Por lo tanto, ¿cómo podemos superar en la escuela esa visión del “vuelva usted mañana”, donde la burocracia se relaciona con la falta de incentivos, la ineficacia y con una “enfermedad” que erosiona el acto de educar? Por un lado, es necesaria una mayor formación del profesorado en el conocimiento y funcionamiento de los procedimientos administrativos, lo cual podría acelerar muchos mecanismos y hacer sentir más seguros a los profesores. Sin embargo, considero que, tras la lógica frustración de los docentes y directivos por la excesiva y supuestamente estéril burocracia, se esconden las grandes murallas contra las que impactamos los profesionales de la educación diariamente: la inestabilidad de las leyes y la multiplicidad de funciones que colapsan el trabajo del profesorado hasta deteriorar el clima de relaciones dentro y fuera de los centros.
El hartazgo ante la burocracia docente encierra una reflexión profunda ante la cantidad de requerimientos a los que se tienen que enfrentar las escuelas en la cotidianeidad, y le quita la máscara a la gran fisura del funcionamiento de las administraciones educativas: la falta de personal y su plasmación en una elevada cantidad de alumnos a cargo de un solo profesor.

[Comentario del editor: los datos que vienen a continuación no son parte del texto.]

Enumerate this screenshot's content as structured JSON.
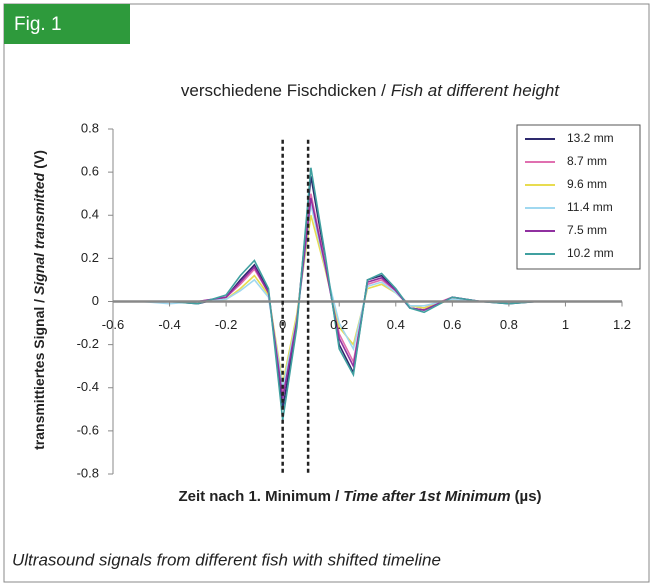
{
  "figure_label": "Fig. 1",
  "caption": "Ultrasound signals from different fish with shifted timeline",
  "chart_data": {
    "type": "line",
    "title": [
      "verschiedene Fischdicken /",
      "Fish at different height"
    ],
    "ylabel": [
      "transmittiertes Signal /",
      "Signal transmitted",
      "(V)"
    ],
    "xlabel": [
      "Zeit nach 1. Minimum /",
      "Time after 1st Minimum",
      "(µs)"
    ],
    "x": [
      -0.5,
      -0.4,
      -0.3,
      -0.2,
      -0.15,
      -0.1,
      -0.05,
      0,
      0.05,
      0.1,
      0.15,
      0.2,
      0.25,
      0.3,
      0.35,
      0.4,
      0.45,
      0.5,
      0.6,
      0.7,
      0.8,
      0.9,
      1.0
    ],
    "series": [
      {
        "name": "13.2 mm",
        "color": "#2e2a6e",
        "values": [
          0,
          0,
          -0.01,
          0.02,
          0.1,
          0.17,
          0.05,
          -0.5,
          -0.1,
          0.58,
          0.2,
          -0.2,
          -0.33,
          0.1,
          0.12,
          0.05,
          -0.03,
          -0.04,
          0.02,
          0,
          -0.01,
          0,
          0
        ]
      },
      {
        "name": "8.7 mm",
        "color": "#e070b0",
        "values": [
          0,
          0,
          0,
          0.02,
          0.08,
          0.15,
          0.04,
          -0.42,
          -0.08,
          0.5,
          0.18,
          -0.15,
          -0.28,
          0.08,
          0.1,
          0.05,
          -0.02,
          -0.03,
          0.02,
          0,
          0,
          0,
          0
        ]
      },
      {
        "name": "9.6 mm",
        "color": "#e8dc50",
        "values": [
          0,
          0,
          0,
          0.01,
          0.06,
          0.12,
          0.03,
          -0.38,
          -0.06,
          0.4,
          0.15,
          -0.12,
          -0.2,
          0.06,
          0.08,
          0.04,
          -0.02,
          -0.03,
          0.01,
          0,
          0,
          0,
          0
        ]
      },
      {
        "name": "11.4 mm",
        "color": "#a0d8f0",
        "values": [
          0,
          -0.01,
          0,
          0.01,
          0.05,
          0.1,
          0.02,
          -0.4,
          -0.08,
          0.45,
          0.16,
          -0.1,
          -0.22,
          0.07,
          0.09,
          0.04,
          -0.02,
          -0.02,
          0.01,
          0,
          0,
          0,
          0
        ]
      },
      {
        "name": "7.5 mm",
        "color": "#9030a0",
        "values": [
          0,
          0,
          0,
          0.02,
          0.09,
          0.16,
          0.04,
          -0.45,
          -0.09,
          0.48,
          0.17,
          -0.17,
          -0.3,
          0.09,
          0.11,
          0.05,
          -0.03,
          -0.04,
          0.02,
          0,
          0,
          0,
          0
        ]
      },
      {
        "name": "10.2 mm",
        "color": "#40a0a0",
        "values": [
          0,
          0,
          -0.01,
          0.03,
          0.12,
          0.19,
          0.06,
          -0.55,
          -0.12,
          0.62,
          0.22,
          -0.22,
          -0.34,
          0.1,
          0.13,
          0.06,
          -0.03,
          -0.05,
          0.02,
          0,
          -0.01,
          0,
          0
        ]
      }
    ],
    "vlines": [
      0,
      0.09
    ],
    "xlim": [
      -0.6,
      1.2
    ],
    "xticks": [
      -0.6,
      -0.4,
      -0.2,
      0,
      0.2,
      0.4,
      0.6,
      0.8,
      1,
      1.2
    ],
    "ylim": [
      -0.8,
      0.8
    ],
    "yticks": [
      -0.8,
      -0.6,
      -0.4,
      -0.2,
      0,
      0.2,
      0.4,
      0.6,
      0.8
    ],
    "legend": "upper right"
  }
}
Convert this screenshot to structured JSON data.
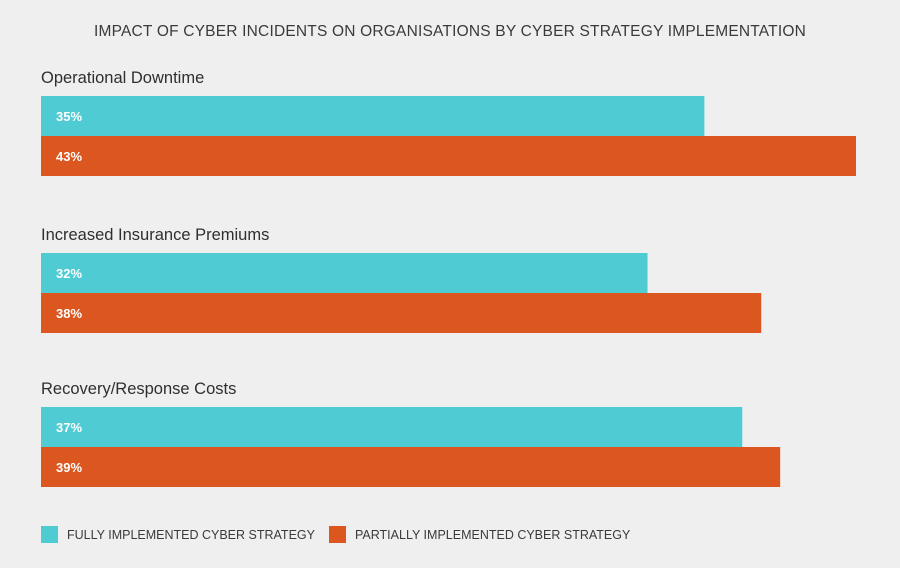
{
  "chart_data": {
    "type": "bar",
    "orientation": "horizontal",
    "title": "IMPACT OF CYBER INCIDENTS ON ORGANISATIONS BY CYBER STRATEGY IMPLEMENTATION",
    "categories": [
      "Operational Downtime",
      "Increased Insurance Premiums",
      "Recovery/Response Costs"
    ],
    "series": [
      {
        "name": "FULLY IMPLEMENTED CYBER STRATEGY",
        "color": "#4ecbd3",
        "values": [
          35,
          32,
          37
        ],
        "labels": [
          "35%",
          "32%",
          "37%"
        ]
      },
      {
        "name": "PARTIALLY IMPLEMENTED CYBER STRATEGY",
        "color": "#dc561f",
        "values": [
          43,
          38,
          39
        ],
        "labels": [
          "43%",
          "38%",
          "39%"
        ]
      }
    ],
    "xlim": [
      0,
      43
    ],
    "grid": false,
    "legend_position": "bottom-left",
    "xlabel": "",
    "ylabel": ""
  }
}
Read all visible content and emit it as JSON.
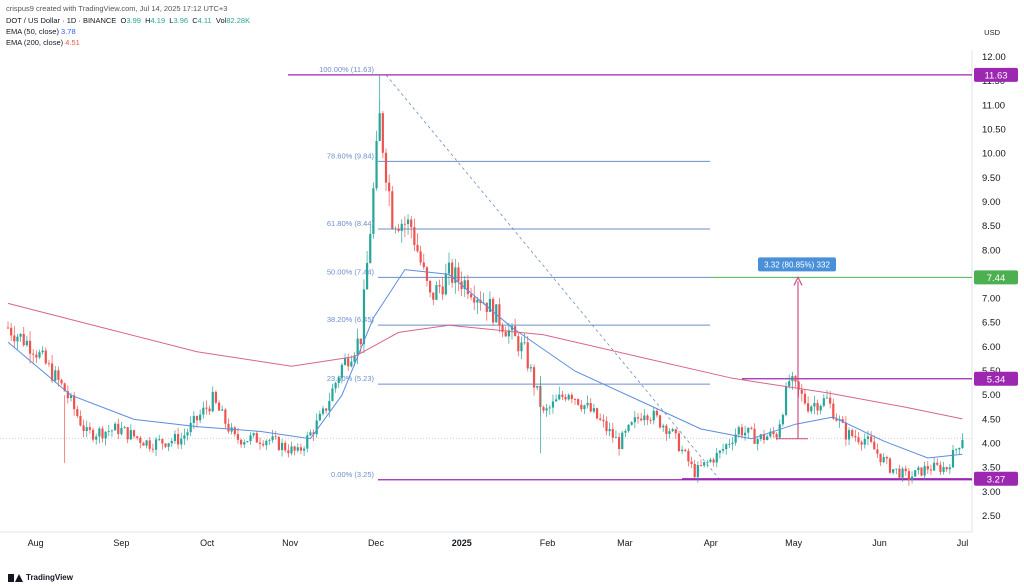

Apesadumbrados por un baile legislativo lleno de teorías loables pero ineficaces que intentan penetrar en la dermis del entramado educativo, es lógico que los trabajadores de la escuela huyan de cumplimentar informes, actas, solicitudes o programaciones, simplemente porque el escenario no es propicio para que entendamos esto como necesario.
Pero, en medio de esa permanente presión por la imperiosa instrucción de justificar cada paso que damos, olvidamos que dentro de esta burocracia achacosa también están las becas, las prestaciones sociales, los concursos y oposiciones, las reclamaciones ante la vulneración de nuestros derechos y las quejas ante el mal funcionamiento de la administración, trámites que procuran mantener un orden mínimo en el saneamiento de la res pública, para la cual trabajamos la mayoría en la enseñanza.